Because it’s this change that can help to open up the talent pipeline to transform the industry and encourage non-token, balanced and multicultural people at every level. To make sure every voice is heard, every gaze represented, and every chance at leadership is available to everyone. Empowering the messy middle within companies is the best way to ensure that people feel inspired, not directed, to change. Particularly right now, at a time when it’s needed the most.

Empathetic change-making

In a presentation she gave in 2019, as part of Adobe’s 99U talks, the American writer and educator Ashley C. Ford emphasised the importance of empathy when it comes to bringing about change: “If you can be brave enough to imagine past your understanding, you can change everything.” It is empathy that shifts policy, rewrites legislation and opens up opportunities to those who have not had them up to this point. And it is empathy that middle management has in spades.
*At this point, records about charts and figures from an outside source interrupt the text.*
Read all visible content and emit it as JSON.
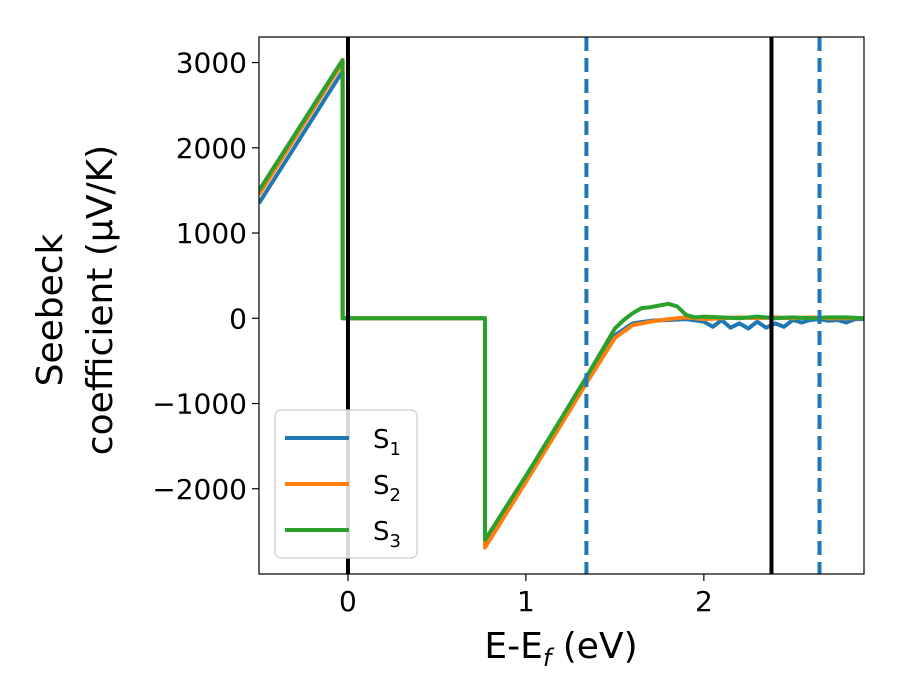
{
  "chart_data": {
    "type": "line",
    "title": "",
    "xlabel": "E-E",
    "xlabel_sub": "f",
    "xlabel_unit": " (eV)",
    "ylabel_line1": "Seebeck",
    "ylabel_line2": "coefficient  (μV/K)",
    "xlim": [
      -0.5,
      2.9
    ],
    "ylim": [
      -3000,
      3300
    ],
    "xticks": [
      0,
      1,
      2
    ],
    "xtick_labels": [
      "0",
      "1",
      "2"
    ],
    "yticks": [
      -2000,
      -1000,
      0,
      1000,
      2000,
      3000
    ],
    "ytick_labels": [
      "−2000",
      "−1000",
      "0",
      "1000",
      "2000",
      "3000"
    ],
    "grid": false,
    "legend_position": "lower-left",
    "vlines": [
      {
        "x": 0.0,
        "style": "solid",
        "color": "#000000"
      },
      {
        "x": 2.38,
        "style": "solid",
        "color": "#000000"
      },
      {
        "x": 1.34,
        "style": "dashed",
        "color": "#1f77b4"
      },
      {
        "x": 2.65,
        "style": "dashed",
        "color": "#1f77b4"
      }
    ],
    "series": [
      {
        "name": "S",
        "sub": "1",
        "color": "#1f77b4",
        "x": [
          -0.5,
          -0.03,
          -0.03,
          0.77,
          0.77,
          1.0,
          1.2,
          1.34,
          1.5,
          1.6,
          1.7,
          1.8,
          1.9,
          2.0,
          2.05,
          2.1,
          2.15,
          2.2,
          2.25,
          2.3,
          2.35,
          2.4,
          2.45,
          2.5,
          2.55,
          2.6,
          2.65,
          2.7,
          2.75,
          2.8,
          2.85,
          2.9
        ],
        "y": [
          1350,
          2900,
          0,
          0,
          -2650,
          -1880,
          -1200,
          -720,
          -200,
          -60,
          -30,
          -20,
          -10,
          -40,
          -100,
          -20,
          -110,
          -60,
          -120,
          -40,
          -110,
          -60,
          -100,
          -20,
          -50,
          -20,
          -10,
          -30,
          -20,
          -50,
          -10,
          -10
        ]
      },
      {
        "name": "S",
        "sub": "2",
        "color": "#ff7f0e",
        "x": [
          -0.5,
          -0.03,
          -0.03,
          0.77,
          0.77,
          1.0,
          1.2,
          1.34,
          1.5,
          1.6,
          1.7,
          1.8,
          1.9,
          2.0,
          2.1,
          2.2,
          2.3,
          2.4,
          2.5,
          2.6,
          2.7,
          2.8,
          2.9
        ],
        "y": [
          1450,
          3000,
          0,
          0,
          -2690,
          -1920,
          -1240,
          -760,
          -230,
          -80,
          -40,
          -10,
          10,
          -10,
          0,
          10,
          0,
          10,
          0,
          10,
          0,
          0,
          0
        ]
      },
      {
        "name": "S",
        "sub": "3",
        "color": "#2ca02c",
        "x": [
          -0.5,
          -0.03,
          -0.03,
          0.77,
          0.77,
          1.0,
          1.2,
          1.34,
          1.5,
          1.55,
          1.6,
          1.65,
          1.7,
          1.75,
          1.8,
          1.85,
          1.9,
          1.95,
          2.0,
          2.1,
          2.2,
          2.3,
          2.4,
          2.5,
          2.6,
          2.7,
          2.8,
          2.9
        ],
        "y": [
          1500,
          3030,
          0,
          0,
          -2600,
          -1850,
          -1170,
          -690,
          -120,
          -20,
          60,
          120,
          130,
          150,
          170,
          140,
          40,
          10,
          20,
          10,
          0,
          20,
          0,
          10,
          0,
          10,
          10,
          0
        ]
      }
    ]
  }
}
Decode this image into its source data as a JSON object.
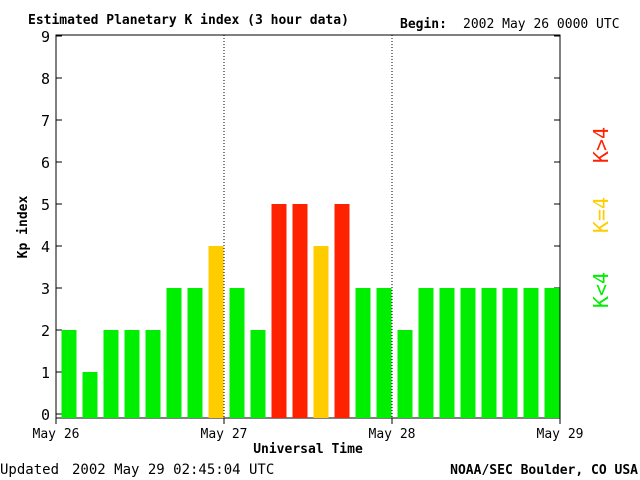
{
  "header": {
    "title": "Estimated Planetary K index (3 hour data)",
    "begin_label": "Begin:",
    "begin_value": "2002 May 26 0000 UTC"
  },
  "footer": {
    "updated_label": "Updated",
    "updated_value": "2002 May 29 02:45:04 UTC",
    "credit": "NOAA/SEC Boulder, CO USA"
  },
  "legend": [
    {
      "label": "K>4",
      "color": "#ff2200"
    },
    {
      "label": "K=4",
      "color": "#ffcc00"
    },
    {
      "label": "K<4",
      "color": "#00ee00"
    }
  ],
  "chart_data": {
    "type": "bar",
    "title": "Estimated Planetary K index (3 hour data)",
    "xlabel": "Universal Time",
    "ylabel": "Kp index",
    "ylim": [
      0,
      9
    ],
    "yticks": [
      0,
      1,
      2,
      3,
      4,
      5,
      6,
      7,
      8,
      9
    ],
    "xticks": [
      "May 26",
      "May 27",
      "May 28",
      "May 29"
    ],
    "day_dividers": [
      8,
      16
    ],
    "grid": false,
    "legend_position": "right",
    "values": [
      2,
      1,
      2,
      2,
      2,
      3,
      3,
      4,
      3,
      2,
      5,
      5,
      4,
      5,
      3,
      3,
      2,
      3,
      3,
      3,
      3,
      3,
      3,
      3
    ],
    "colors": {
      "low": "#00ee00",
      "equal": "#ffcc00",
      "high": "#ff2200"
    }
  }
}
This is a group that is at the heart of a significant cultural workplace shift taking place.

This is a group that is disinclined to judge people on their job title but rather examine their actions within that job. A name only gets you so far, it is what you demonstrate with it that will carry. This is a group that is at the heart of a significant cultural workplace shift taking place as they look up at their bosses and think, 'that’s not what my idea of success looks like'. Their search for inspiration is more T-shaped and, as such, appears threatening to some people. As a boss, you can’t assume that you know more.

Above: American writer and educator Ashley C. Ford.
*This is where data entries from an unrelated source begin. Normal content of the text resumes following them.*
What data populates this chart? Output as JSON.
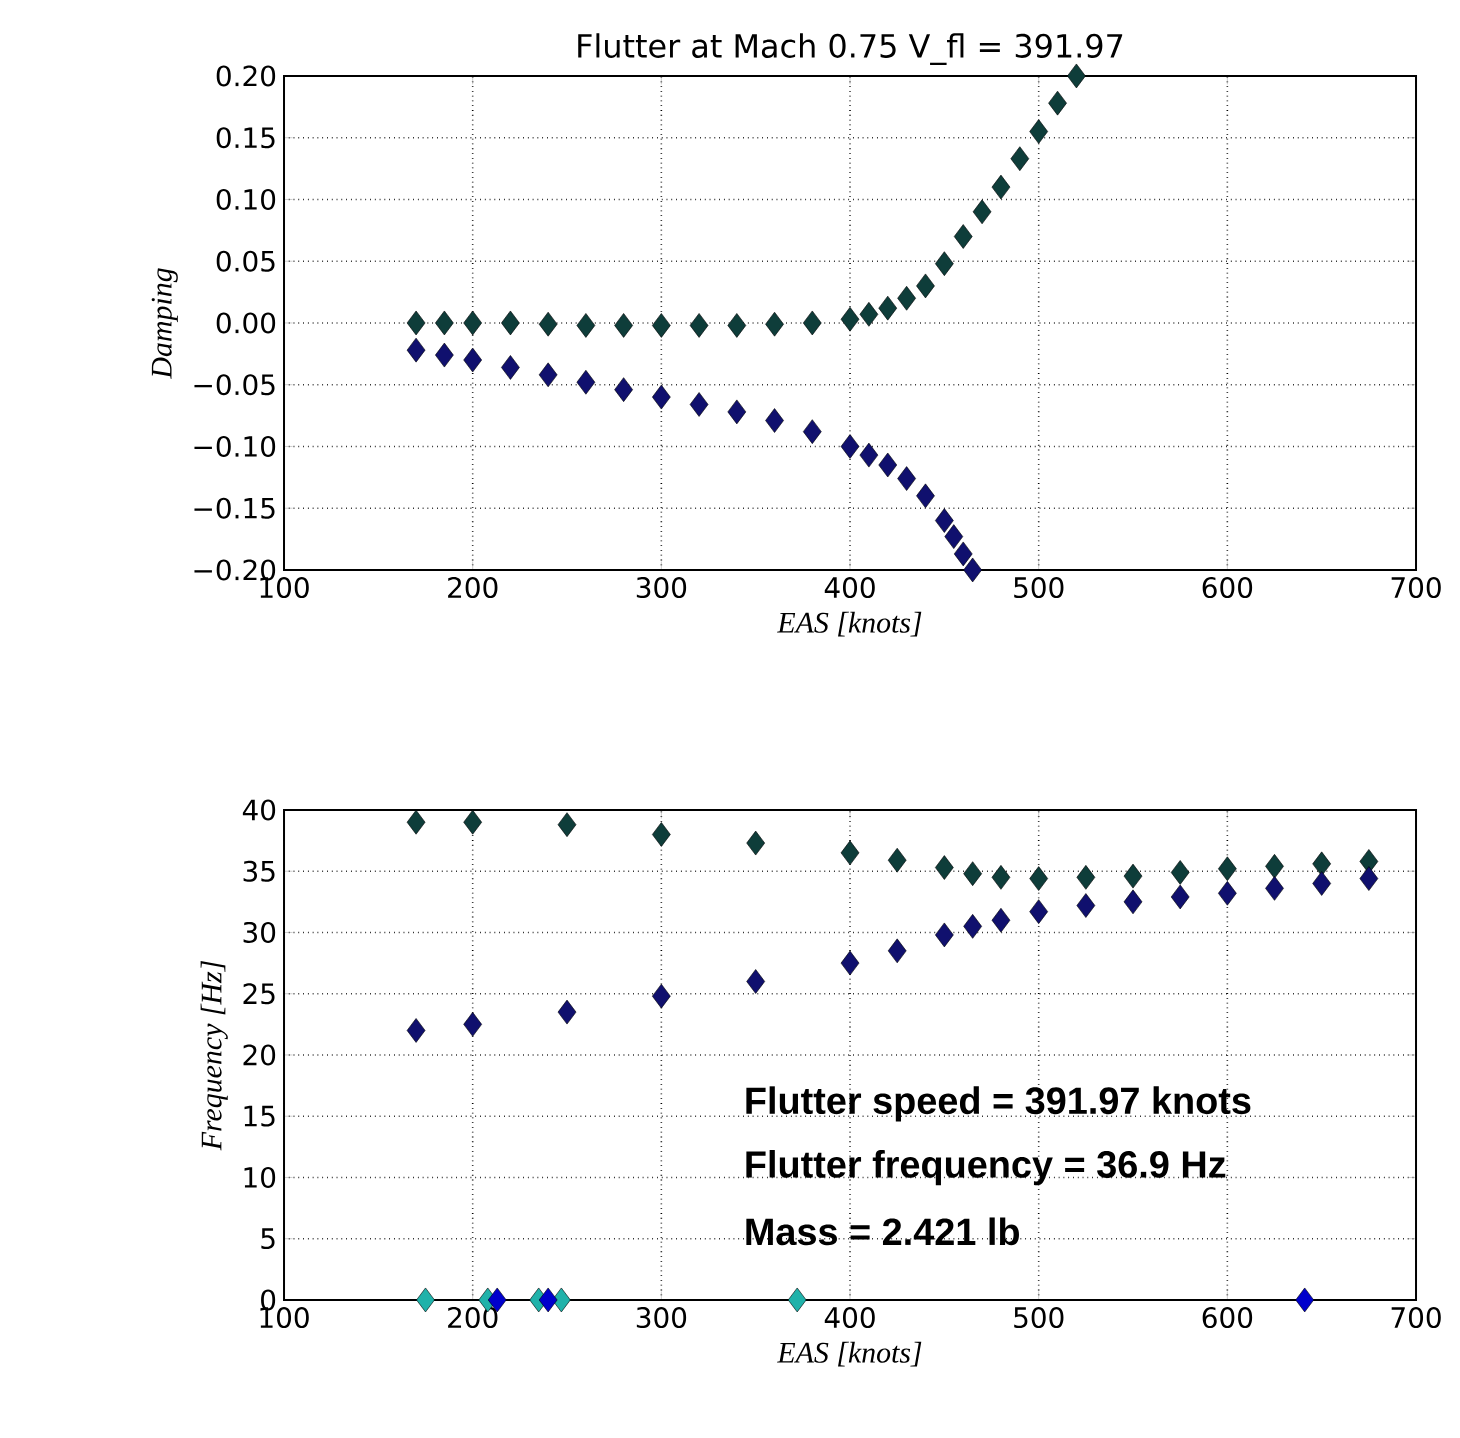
{
  "chart_data": [
    {
      "type": "scatter",
      "title": "Flutter at Mach 0.75 V_fl = 391.97",
      "xlabel": "EAS [knots]",
      "ylabel": "Damping",
      "marker": "diamond",
      "grid": true,
      "xlim": [
        100,
        700
      ],
      "xticks": [
        100,
        200,
        300,
        400,
        500,
        600,
        700
      ],
      "ylim": [
        -0.2,
        0.2
      ],
      "yticks": [
        {
          "value": -0.2,
          "label": "−0.20"
        },
        {
          "value": -0.15,
          "label": "−0.15"
        },
        {
          "value": -0.1,
          "label": "−0.10"
        },
        {
          "value": -0.05,
          "label": "−0.05"
        },
        {
          "value": 0,
          "label": "0.00"
        },
        {
          "value": 0.05,
          "label": "0.05"
        },
        {
          "value": 0.1,
          "label": "0.10"
        },
        {
          "value": 0.15,
          "label": "0.15"
        },
        {
          "value": 0.2,
          "label": "0.20"
        }
      ],
      "series": [
        {
          "color": "#0e3d3a",
          "x": [
            170,
            185,
            200,
            220,
            240,
            260,
            280,
            300,
            320,
            340,
            360,
            380,
            400,
            410,
            420,
            430,
            440,
            450,
            460,
            470,
            480,
            490,
            500,
            510,
            520
          ],
          "values": [
            0,
            0,
            0,
            0,
            -0.001,
            -0.002,
            -0.002,
            -0.002,
            -0.002,
            -0.002,
            -0.001,
            0,
            0.003,
            0.007,
            0.012,
            0.02,
            0.03,
            0.048,
            0.07,
            0.09,
            0.11,
            0.133,
            0.155,
            0.178,
            0.2
          ]
        },
        {
          "color": "#10106e",
          "x": [
            170,
            185,
            200,
            220,
            240,
            260,
            280,
            300,
            320,
            340,
            360,
            380,
            400,
            410,
            420,
            430,
            440,
            450,
            455,
            460,
            465
          ],
          "values": [
            -0.022,
            -0.026,
            -0.03,
            -0.036,
            -0.042,
            -0.048,
            -0.054,
            -0.06,
            -0.066,
            -0.072,
            -0.079,
            -0.088,
            -0.1,
            -0.107,
            -0.115,
            -0.126,
            -0.14,
            -0.16,
            -0.173,
            -0.187,
            -0.2
          ]
        }
      ]
    },
    {
      "type": "scatter",
      "xlabel": "EAS [knots]",
      "ylabel": "Frequency [Hz]",
      "marker": "diamond",
      "grid": true,
      "xlim": [
        100,
        700
      ],
      "xticks": [
        100,
        200,
        300,
        400,
        500,
        600,
        700
      ],
      "ylim": [
        0,
        40
      ],
      "yticks": [
        0,
        5,
        10,
        15,
        20,
        25,
        30,
        35,
        40
      ],
      "series": [
        {
          "color": "#0e3d3a",
          "x": [
            170,
            200,
            250,
            300,
            350,
            400,
            425,
            450,
            465,
            480,
            500,
            525,
            550,
            575,
            600,
            625,
            650,
            675
          ],
          "values": [
            39,
            39,
            38.8,
            38,
            37.3,
            36.5,
            35.9,
            35.3,
            34.8,
            34.5,
            34.4,
            34.5,
            34.6,
            34.9,
            35.2,
            35.4,
            35.6,
            35.8
          ]
        },
        {
          "color": "#10106e",
          "x": [
            170,
            200,
            250,
            300,
            350,
            400,
            425,
            450,
            465,
            480,
            500,
            525,
            550,
            575,
            600,
            625,
            650,
            675
          ],
          "values": [
            22,
            22.5,
            23.5,
            24.8,
            26,
            27.5,
            28.5,
            29.8,
            30.5,
            31,
            31.7,
            32.2,
            32.5,
            32.9,
            33.2,
            33.6,
            34,
            34.4
          ]
        },
        {
          "color": "#20b2aa",
          "x": [
            175,
            208,
            235,
            247,
            372
          ],
          "values": [
            0,
            0,
            0,
            0,
            0
          ]
        },
        {
          "color": "#0000cc",
          "x": [
            213,
            240,
            641
          ],
          "values": [
            0,
            0,
            0
          ]
        }
      ],
      "annotations": [
        "Flutter speed = 391.97 knots",
        "Flutter frequency = 36.9 Hz",
        "Mass  = 2.421 lb"
      ]
    }
  ]
}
This, too, is a group that naturally comes at things from a different point of view, that can often be more meaningful, more naturally in tune with how culture is shifting. Acknowledging this differing perspective is vital when it comes to internal office partnerships made up of people at myriad different levels. This collaborative, cross-level approach is vital because it forces workplaces to examine their hierarchy of importance.

Real leadership happens when no-one’s looking

“Visibility is not the same thing as influence,” wrote journalist Nesrine Malik in a recent column for The Guardian exploring what happens after the Black Lives Matter protests end. Ultimately, businesses need to create the space for that influence to occur; to build a space that people are not only invited to be a part of but where they also feel empowered to have an opinion, or to voice the fact they think something isn’t right.

Middle management has long been considered to be a barrier to change... but that is not the case. 

Middle management has long been considered to be a barrier to change; to be the block between things that are said and things that are done. But that is not the case. The messy middle is where action is occurring, bridging the gap that still exists between those entering the creative industries and those already embedded deep within them.

You’re not junior and you’re not senior; you’re occupying the middle ground. But, it turns out, that can be a pretty powerful place to be.